V. Duby-Muller et Martial Saddier ont écrit au Ministre de la Justice sur l’avenir de la cour d’appel de Chambéry

Le 22 décembre 2017 |

Virginie DUBY-MULLER et Martial SADDIER ont écrit ce jour à Mme Nicole BELLOUBET, Ministre de la Justice, afin de l’alerter sur les conséquences dramatiques qu’entraineraient, pour notre territoire, la fusion de la Cour d’Appel de Chambéry avec celle de Lyon et de Grenoble ainsi que celle des Tribunaux de Grande Instance en un unique Tribunal de Première Instance à l’échelle départementale prévues par le projet de réforme de la carte judiciaire.

En effet, après avoir dressé un état des lieux désastreux de la Justice en France, avec un budget de 64 euros par an et par habitant contre 108 euros en Allemagne ; deux fois moins de juges et de greffiers et quatre fois moins de parquetiers que la moyenne européenne pour 100 000 habitants, des délais de traitement considérablement allongés et un accès au juge qui a reculé, Virginie DUBY-MULLER et Martial SADDIER craignent que ce nouveau projet de réforme paupérise encore davantage le domaine judiciaire, crée de véritables déserts judiciaires et nient totalement les réalités spécifiques démographiques et géographiques de notre territoire.

Ils ont ainsi rappelé la particularité transfrontalière de notre territoire avec sa délinquance et ses contentieux spécifiques (droit de la montagne, droit international privé et entraide judiciaire franco-suisse…), sa démographie importante, son relief montagneux, urbain mais également rural, l’activité intense du Tribunal de Grande Instance de Thonon-les-Bains et de la Cour d’Appel de Chambéry, la proximité du Tribunal de Grande Instance de Bonneville avec la maison d’arrêt départementale.

En ce qui concerne la Cour d’Appel de Chambéry, ils ont également rappelé qu’une éventuelle suppression serait un manquement à un engagement historique et apparaitrait comme une violation du pacte d’annexion de la Savoie à la France.

Pour les deux Députés, la spécificité de notre territoire implique de raisonner en terme de temps de déplacement et non seulement selon une simple notion de distance en matière d’implantation des services publics.
Ils ont ainsi rappelé qu’il fallait 1h10 pour se rendre d’Annecy à Thonon en voiture (76km) et entre 1h16 et 1h53 pour le trajet Chamonix – Annecy (101 km).
Un autre aspect soulevé est l’absence d’une offre de transports en commun satisfaisante en Haute-Savoie.

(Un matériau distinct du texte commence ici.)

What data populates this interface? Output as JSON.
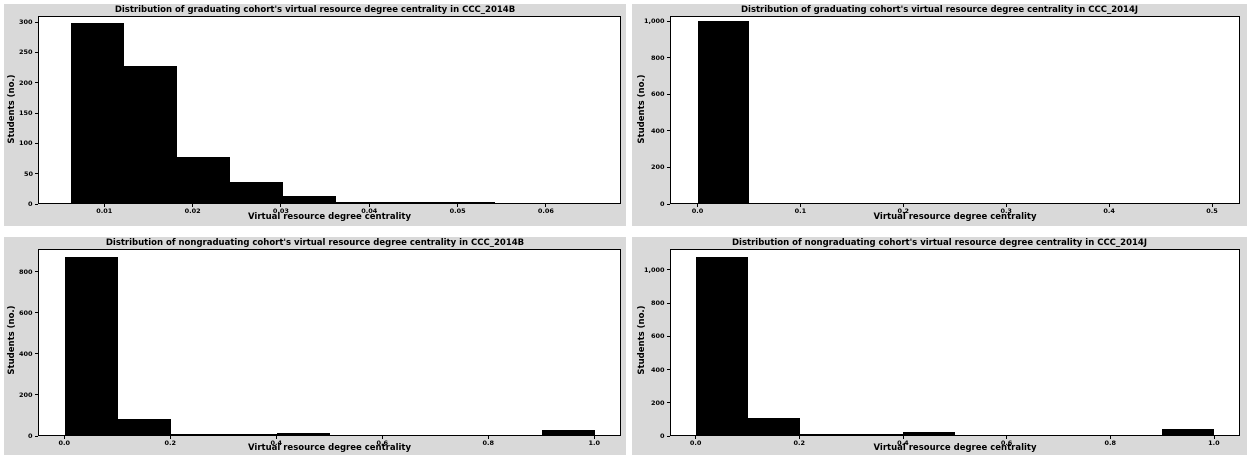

Si un justiciable, habitant Chamonix, doit se rendre à Annecy pour son audience, il devra compter pas moins de 2h16 de trajet en train ou 1h50 en bus et plus de 4h30 en train pour aller à Lyon.

Par ailleurs, la problématique de la qualité de l’air se pose. Alors que l’Etat porte, en ce moment, la révision du plan de protection de l’atmosphère (PPA) pour la vallée de l’Arve et que des solutions émergent pour réduire les épisodes de pollution de l’air sur ce territoire, une fusion des juridictions aurait, en multipliant et en allongeant les déplacements des justiciables, un impact considérable sur les efforts déjà menés en matière de qualité de l’air dans le département.

Ils sont donc opposés à tout projet de suppression de la Cour d’Appel de Chambéry et se sont prononcés pour le maintien des Tribunaux de Grande Instance de Thonon-Les-Bains et de Bonneville, en tant que juridictions de plein exercice.